Today’s reading from Acts picks up in the early middle of the story with Peter blatantly defying the high priests’ orders not to teach in Jesus’ name, i.e. tell the good news of the Resurrection. He clearly states that as “witnesses along with the Holy Spirit,” they “must obey God rather than any human authority.” What happened before this point in the story might help us to better understand how the ministry of Peter and those he encountered connects to where we find ourselves today in ways that may be surprising.
From before the beginning of Acts, which is something of a continuation of Luke’s Gospel because they were written by the same person, Peter and others are on a mission that includes the Scriptures that formed Jesus and some of them, praying for and following God’s guidance, gathering, preaching, and testifying to their experiences of God. In the telling and re-telling of Jesus’ story, they make following Jesus central to everything they do.

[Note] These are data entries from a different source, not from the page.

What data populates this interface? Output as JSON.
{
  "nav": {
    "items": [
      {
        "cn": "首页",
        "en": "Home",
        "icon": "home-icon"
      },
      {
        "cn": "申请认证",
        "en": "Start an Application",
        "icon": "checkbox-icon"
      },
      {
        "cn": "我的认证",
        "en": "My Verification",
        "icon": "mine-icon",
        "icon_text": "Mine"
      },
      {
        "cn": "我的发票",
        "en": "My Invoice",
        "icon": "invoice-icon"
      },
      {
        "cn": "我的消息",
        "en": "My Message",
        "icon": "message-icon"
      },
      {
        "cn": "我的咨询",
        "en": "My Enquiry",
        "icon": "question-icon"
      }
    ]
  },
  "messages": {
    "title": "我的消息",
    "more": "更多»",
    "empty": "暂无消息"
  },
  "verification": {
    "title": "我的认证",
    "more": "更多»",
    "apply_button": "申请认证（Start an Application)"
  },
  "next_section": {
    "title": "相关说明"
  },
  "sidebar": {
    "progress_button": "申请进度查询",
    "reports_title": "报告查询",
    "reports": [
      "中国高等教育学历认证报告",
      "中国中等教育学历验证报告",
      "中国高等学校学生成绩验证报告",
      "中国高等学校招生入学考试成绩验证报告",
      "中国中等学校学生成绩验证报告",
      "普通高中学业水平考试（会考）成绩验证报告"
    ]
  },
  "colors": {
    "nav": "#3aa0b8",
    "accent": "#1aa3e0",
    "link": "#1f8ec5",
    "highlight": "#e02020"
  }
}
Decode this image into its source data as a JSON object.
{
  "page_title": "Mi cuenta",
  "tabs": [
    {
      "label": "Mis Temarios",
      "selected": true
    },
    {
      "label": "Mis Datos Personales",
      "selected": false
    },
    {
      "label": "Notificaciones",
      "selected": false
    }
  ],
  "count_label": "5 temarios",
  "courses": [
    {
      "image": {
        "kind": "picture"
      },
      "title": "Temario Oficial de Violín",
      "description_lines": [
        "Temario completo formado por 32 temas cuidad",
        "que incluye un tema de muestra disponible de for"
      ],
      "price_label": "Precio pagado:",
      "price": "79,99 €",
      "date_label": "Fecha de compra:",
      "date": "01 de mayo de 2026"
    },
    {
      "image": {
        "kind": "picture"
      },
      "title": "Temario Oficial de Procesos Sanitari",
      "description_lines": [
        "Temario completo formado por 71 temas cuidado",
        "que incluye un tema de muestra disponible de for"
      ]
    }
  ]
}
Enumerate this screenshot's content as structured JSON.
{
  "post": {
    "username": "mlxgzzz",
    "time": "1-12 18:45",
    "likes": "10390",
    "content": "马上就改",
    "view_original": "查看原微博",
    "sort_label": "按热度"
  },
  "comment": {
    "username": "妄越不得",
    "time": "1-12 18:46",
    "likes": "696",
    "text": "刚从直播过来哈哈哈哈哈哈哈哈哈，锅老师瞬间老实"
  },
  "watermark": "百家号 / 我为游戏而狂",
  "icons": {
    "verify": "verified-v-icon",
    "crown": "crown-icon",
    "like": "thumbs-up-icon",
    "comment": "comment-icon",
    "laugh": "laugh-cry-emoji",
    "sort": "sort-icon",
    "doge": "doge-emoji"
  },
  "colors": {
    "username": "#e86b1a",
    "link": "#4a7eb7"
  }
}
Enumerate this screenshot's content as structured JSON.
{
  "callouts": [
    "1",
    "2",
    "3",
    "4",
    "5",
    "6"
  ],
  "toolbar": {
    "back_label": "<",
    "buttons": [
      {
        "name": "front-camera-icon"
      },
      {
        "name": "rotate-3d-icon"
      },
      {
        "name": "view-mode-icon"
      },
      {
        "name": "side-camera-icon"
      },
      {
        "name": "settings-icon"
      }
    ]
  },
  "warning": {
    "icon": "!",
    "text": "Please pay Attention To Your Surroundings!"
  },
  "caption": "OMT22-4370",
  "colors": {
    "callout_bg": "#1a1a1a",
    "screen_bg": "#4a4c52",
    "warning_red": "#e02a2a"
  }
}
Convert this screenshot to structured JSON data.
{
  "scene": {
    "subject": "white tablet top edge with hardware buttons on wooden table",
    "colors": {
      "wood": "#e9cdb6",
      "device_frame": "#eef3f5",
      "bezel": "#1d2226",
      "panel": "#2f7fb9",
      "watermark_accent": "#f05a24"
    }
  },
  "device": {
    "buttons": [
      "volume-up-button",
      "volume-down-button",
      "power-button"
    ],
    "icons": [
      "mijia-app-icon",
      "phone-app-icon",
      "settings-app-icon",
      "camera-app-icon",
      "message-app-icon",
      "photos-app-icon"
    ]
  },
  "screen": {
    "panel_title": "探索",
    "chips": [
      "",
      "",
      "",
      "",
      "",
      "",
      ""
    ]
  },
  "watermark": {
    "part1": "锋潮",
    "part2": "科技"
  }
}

Their mission is not just about telling the stories that connect the past and history with the present and future – they take action. They actively participate in many “signs and wonders,” for which they give God the credit. They commit to doing all things for the common good and to helping their neighbors in whatever ways are needed. They praise and worship God every day. There are highpoints, such as the many times thousands of people heard or overheard their stories about Jesus, believed, were baptized, and committed to living differently. There are low points, such as when they are imprisoned or when a couple, Ananias and Sapphira, try to work both ends against the middle with horrible results.
They are doing all of this in times that sound a lot like the times in which we live today. It seems as if little has changed in the past 2000 years. There is conflict and violence, devasting illness and oppression. There is so much chaos in the world and in the developing Church. It seems that since the last supper, the apostles and disciples are being constantly surprised and that life with Jesus is not what they signed for, or at least not what they thought they were signing up for. So, in some ways, little has changed. What has not changed is God’s love for God’s people, Jesus’ presence with us, or the Holy Spirit’s desire to guide us to new life. Their stories illustrate how the Spirit works in or, maybe, despite the chaos to bring new life.
What the stories of the earliest Church tell us is that remaining grounded in the faith: relying on Scripture, prayer and worship, good works, and active love of neighbor can change the world in good and life-giving ways. Holding the usual trappings of success loosely, taking risks and acting courageously in the face of deep fear and even threats, opens our hearts, minds, and lives to deeper experience of the abundance of God’s grace in ways that continually surprise and transform.
Though the specifics of the story in 2022 will be significantly different than those of the story from the first century, the basic premise is the same:
God is God. God’s love is unconditional and unequivocal. We are Easter people. We believe in new life each and every day. We are people of faith. We believe in the power of prayerful discernment. We are people of the Word. We believe in the wisdom of our holy Scriptures. We are Episcopalians. We believe in the ministry of the baptized. We are St. Stephen’s. We believe in the power of love to transform us and the world.
Won’t you join your leadership and me as we walk with Mary Magdalen out of the Easter tomb?